Motion can be the physical movement of pixels or human percept. Can we rely on human perception of motion for motion annotation? Hope this page of "what is motion" can make you think about it.

Download the code and database

Layer segmentation and motion annotation tools are separated because many people only want to use the layer segmentation tool. These two systems were coded using Visual Studio 2005 and Qt 4.3 under gpl license. You can download the source code and binary (compiled and run in Windows Vista) for the two systems. I am still in the process of writing a detailed readme.
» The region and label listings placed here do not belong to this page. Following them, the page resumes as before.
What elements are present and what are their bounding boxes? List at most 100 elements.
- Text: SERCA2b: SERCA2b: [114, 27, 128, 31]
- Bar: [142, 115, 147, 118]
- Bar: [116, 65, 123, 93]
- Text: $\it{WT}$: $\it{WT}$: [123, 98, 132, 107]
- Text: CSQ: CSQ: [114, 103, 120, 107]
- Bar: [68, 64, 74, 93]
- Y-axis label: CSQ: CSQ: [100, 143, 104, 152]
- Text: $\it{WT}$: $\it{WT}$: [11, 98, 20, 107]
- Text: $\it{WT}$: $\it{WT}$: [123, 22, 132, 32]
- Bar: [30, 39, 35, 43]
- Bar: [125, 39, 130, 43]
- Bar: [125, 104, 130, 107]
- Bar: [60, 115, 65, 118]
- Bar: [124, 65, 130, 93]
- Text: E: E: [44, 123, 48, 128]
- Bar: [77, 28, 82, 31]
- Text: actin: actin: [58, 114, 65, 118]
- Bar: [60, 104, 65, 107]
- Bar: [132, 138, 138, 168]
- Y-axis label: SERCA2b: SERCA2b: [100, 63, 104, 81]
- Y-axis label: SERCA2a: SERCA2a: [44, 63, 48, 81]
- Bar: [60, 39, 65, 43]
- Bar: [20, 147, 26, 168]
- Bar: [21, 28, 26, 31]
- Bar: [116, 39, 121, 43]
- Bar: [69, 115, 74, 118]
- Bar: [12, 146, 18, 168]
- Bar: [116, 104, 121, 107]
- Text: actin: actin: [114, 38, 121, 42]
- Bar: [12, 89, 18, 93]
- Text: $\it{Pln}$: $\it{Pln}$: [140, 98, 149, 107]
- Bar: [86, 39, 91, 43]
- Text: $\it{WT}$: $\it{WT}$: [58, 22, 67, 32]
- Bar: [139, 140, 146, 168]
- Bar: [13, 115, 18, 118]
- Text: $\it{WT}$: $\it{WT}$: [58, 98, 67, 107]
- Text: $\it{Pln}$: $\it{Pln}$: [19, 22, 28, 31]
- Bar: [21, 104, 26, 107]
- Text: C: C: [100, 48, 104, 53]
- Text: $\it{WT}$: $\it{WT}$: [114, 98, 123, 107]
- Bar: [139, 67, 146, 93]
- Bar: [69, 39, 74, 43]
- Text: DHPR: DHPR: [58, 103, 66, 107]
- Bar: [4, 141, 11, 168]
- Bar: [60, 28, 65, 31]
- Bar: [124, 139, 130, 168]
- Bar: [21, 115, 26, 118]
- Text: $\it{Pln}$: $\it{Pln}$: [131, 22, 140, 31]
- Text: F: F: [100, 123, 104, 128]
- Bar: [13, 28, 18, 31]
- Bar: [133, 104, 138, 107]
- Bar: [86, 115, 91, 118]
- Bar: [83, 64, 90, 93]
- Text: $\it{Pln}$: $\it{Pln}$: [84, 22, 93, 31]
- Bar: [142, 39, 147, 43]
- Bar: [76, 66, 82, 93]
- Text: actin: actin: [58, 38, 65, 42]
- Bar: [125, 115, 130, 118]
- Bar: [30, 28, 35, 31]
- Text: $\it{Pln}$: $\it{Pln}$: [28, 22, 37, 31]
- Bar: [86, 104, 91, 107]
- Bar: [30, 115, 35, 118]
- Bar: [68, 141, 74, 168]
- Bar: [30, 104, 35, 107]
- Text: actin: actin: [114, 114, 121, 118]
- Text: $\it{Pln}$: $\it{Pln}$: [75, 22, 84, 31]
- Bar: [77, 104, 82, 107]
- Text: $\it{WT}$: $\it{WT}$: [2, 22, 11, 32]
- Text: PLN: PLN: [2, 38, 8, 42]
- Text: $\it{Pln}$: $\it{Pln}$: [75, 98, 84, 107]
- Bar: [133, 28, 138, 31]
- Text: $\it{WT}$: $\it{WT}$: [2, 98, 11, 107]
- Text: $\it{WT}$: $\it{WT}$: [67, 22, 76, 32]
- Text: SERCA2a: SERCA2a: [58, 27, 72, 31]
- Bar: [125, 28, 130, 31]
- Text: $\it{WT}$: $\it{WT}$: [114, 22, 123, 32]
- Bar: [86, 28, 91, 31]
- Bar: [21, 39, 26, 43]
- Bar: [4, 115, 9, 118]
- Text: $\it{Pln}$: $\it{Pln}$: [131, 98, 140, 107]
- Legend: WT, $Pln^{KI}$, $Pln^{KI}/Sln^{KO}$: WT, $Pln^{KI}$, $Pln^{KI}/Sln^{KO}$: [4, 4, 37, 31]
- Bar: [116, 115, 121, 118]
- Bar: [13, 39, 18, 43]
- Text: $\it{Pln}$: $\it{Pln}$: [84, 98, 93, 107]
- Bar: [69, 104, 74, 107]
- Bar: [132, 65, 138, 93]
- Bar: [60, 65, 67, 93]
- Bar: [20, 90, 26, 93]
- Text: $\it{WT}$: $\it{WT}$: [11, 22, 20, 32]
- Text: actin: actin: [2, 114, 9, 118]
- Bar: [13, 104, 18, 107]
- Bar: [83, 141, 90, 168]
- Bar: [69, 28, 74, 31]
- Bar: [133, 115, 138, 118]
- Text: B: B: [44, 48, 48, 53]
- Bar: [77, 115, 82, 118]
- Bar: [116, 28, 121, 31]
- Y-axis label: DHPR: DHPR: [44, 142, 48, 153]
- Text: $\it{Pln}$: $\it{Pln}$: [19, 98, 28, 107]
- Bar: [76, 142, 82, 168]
    Layer segmentation: LayerAnnotationSource.zip, LayerAnnotationBinary.zip

    Motion annotation: MotionGroundTruthSource.zip, MotionGroundTruthBinary.zip

The demos of how to use these two systems are shown below

Here you can download some videos and the annotated flow.

Table (54MB)
Toy (166MB)
Hand (249MB)
Cameramotion (155MB)
Fish (295MB)

Here you can download the zip file of layer segmentation and MATLAB files for loading layer information [download].

Interface

Figure 2. A screen shot of our motion annotation system.

Motion statistics

 Now that we have sufficient realistic, ground-truth motion data, as a side effect, we can learn the statistics of realistic motion fields. These statistics can lead to more accurate prior of flow fields and help to improve flow estimation algorithms [3]. We computed the marginal and joint statistics of the ground-truth flow in our database and displayed the log histograms in Figure 3. In (a) and (b), the marginal of u (horizontal flow) is flatter than that of v (vertical flow), indicating that horizontal motion dominates vertical. As shown in (b) and (i), the marginal of v is asymmetric, and there are more pixels falling down than going up (due to gravity). The marginals of the 1st-order derivatives of the flows are sparse, as shown in (c) to (f). Unlike the marginals of synthetic flow fields [3], our statistics show that the vertical flow is sparser than the horizontal flow, consistent with the fact that horizontal motion has a larger range. The temporal derivatives of the flow are not as sparse as the spatial ones, as depicted in (g) and (h). The joint histogram in (j) suggests that horizontal and vertical motion are likely to increase or decrease together temporally. The joint histograms in (k) and (l) reveal that the discontinuities of the flow are isotropic. At motion discontinuities, the change of vertical motion may dominate the change of horizontal motion, and vice versa, as shown in (m) and (n).

Figure 3. The marginal ((a)∼(h)) and joint ((i)∼(n)) statistics of the ground-truth optical flow in our database (log histogram).

References

[1] S. Baker, D. Scharstein, J. Lewis, S. Roth, M. J. Black, and R. Szeliski. A database and evaluation methodology for optical flow. In Proc. ICCV, 2007.
[2] A. Bruhn, J.Weickert and C. Schn¨orr. Lucas/Kanade meets Horn/Schunk: combining local and global optical flow methods. IJCV, 61(3):211–231, 2005.
[3] S. Roth and M. Black. On the spatial statistics of optical flow. IJCV, 74(1):33–50, 2007.